Reputation: 195
I am using python.
The pattern is:
re.compile(r'^(.+?)-?.*?\(.+?\)')
The text like:
text1 = 'TVTP-S2(xxxx123123)'
text2 = 'TVTP(xxxx123123)'
I expect to get TVTP
Upvotes: 3
Views: 110
Reputation: 163217
Another option to match those formats is:
^([^-()]+)(?:-[^()]*)?\([^()]*\)
Explanation
^
Start of string([^-()]+)
Capture group 1, match 1+ times any character other than -
(
and )
(?:-[^()]*)?
As the -
is excluded from the first part, optionally match -
followed by any char other than (
and )
\([^()]*\)
Match from (
till )
without matching any parenthesis between themExample
import re
regex = r"^([^-()]+)(?:-[^()]*)?\([^()]*\)"
s = ("TVTP-S2(xxxx123123)\n"
"TVTP(xxxx123123)\n")
print(re.findall(regex, s, re.MULTILINE))
Output
['TVTP', 'TVTP']
Upvotes: 3
Reputation: 1375
It is because the first plus is lazy, and the subsequent dash is optional, followed by a pattern that allows any character.
This allows the regex engine to choose the single letter T for the first group (because it is lazy), choose to interpret the dash as just not being there, which is allowed because it is followed by a question mark, and then have the next .* match "VTP-S2".
You can just grab non-dashes to capture, followed by nonparentheses up to the parentheses.
p=re.compile(r'^([^-]*?)[^(]*\(.+?\)')
p.search('TVTP-S2(xxxx123123) blah()').group(1)
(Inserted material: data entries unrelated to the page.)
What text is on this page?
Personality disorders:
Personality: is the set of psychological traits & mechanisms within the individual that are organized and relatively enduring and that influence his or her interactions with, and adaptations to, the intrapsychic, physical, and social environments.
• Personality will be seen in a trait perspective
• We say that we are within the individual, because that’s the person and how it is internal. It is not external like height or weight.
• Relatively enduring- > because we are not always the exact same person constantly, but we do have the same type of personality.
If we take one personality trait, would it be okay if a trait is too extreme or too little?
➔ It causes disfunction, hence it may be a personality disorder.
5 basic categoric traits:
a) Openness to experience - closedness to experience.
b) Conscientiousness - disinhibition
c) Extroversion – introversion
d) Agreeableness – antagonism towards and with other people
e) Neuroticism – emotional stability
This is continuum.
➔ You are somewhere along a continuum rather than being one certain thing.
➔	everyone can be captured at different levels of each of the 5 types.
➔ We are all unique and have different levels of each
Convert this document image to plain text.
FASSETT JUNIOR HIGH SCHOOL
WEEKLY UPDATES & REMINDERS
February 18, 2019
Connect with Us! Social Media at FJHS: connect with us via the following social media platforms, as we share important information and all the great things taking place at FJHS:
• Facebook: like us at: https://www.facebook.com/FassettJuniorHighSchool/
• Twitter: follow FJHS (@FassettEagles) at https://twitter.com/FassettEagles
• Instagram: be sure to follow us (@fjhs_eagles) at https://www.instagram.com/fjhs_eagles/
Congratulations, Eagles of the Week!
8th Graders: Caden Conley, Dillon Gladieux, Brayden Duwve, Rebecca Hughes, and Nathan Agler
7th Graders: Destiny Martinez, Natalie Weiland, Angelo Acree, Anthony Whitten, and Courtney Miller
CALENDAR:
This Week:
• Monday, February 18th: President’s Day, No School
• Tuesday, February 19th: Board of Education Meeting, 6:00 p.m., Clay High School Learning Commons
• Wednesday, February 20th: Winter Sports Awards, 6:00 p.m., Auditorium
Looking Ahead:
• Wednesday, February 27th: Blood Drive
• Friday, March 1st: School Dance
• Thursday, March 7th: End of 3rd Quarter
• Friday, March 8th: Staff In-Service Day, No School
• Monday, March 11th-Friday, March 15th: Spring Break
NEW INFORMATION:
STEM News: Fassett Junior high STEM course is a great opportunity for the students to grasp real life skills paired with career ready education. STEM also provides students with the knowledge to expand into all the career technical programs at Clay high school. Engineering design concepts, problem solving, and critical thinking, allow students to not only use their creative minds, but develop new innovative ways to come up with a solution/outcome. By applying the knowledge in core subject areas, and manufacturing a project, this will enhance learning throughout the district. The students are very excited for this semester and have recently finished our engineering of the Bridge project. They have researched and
The nonparentheses part prevents the second portion from matching 'S2(xxxx123123) blah(' in my modified example above.
Upvotes: 0
Reputation: 31
a quick answer will be
^(\w+)(-.*?)?\((.*?)\)$
https://regex101.com/r/wL4jKe/2/
Upvotes: 0
Reputation: 8564
This regex works:
pattern = r'^([^-]+).*\(.+?\)'
>>> re.findall(pattern, 'TVTP-S2(xxxx123123)')
['TVTP']
>>> re.findall(pattern, 'TVTP(xxxx123123)')
['TVTP']
Upvotes: 1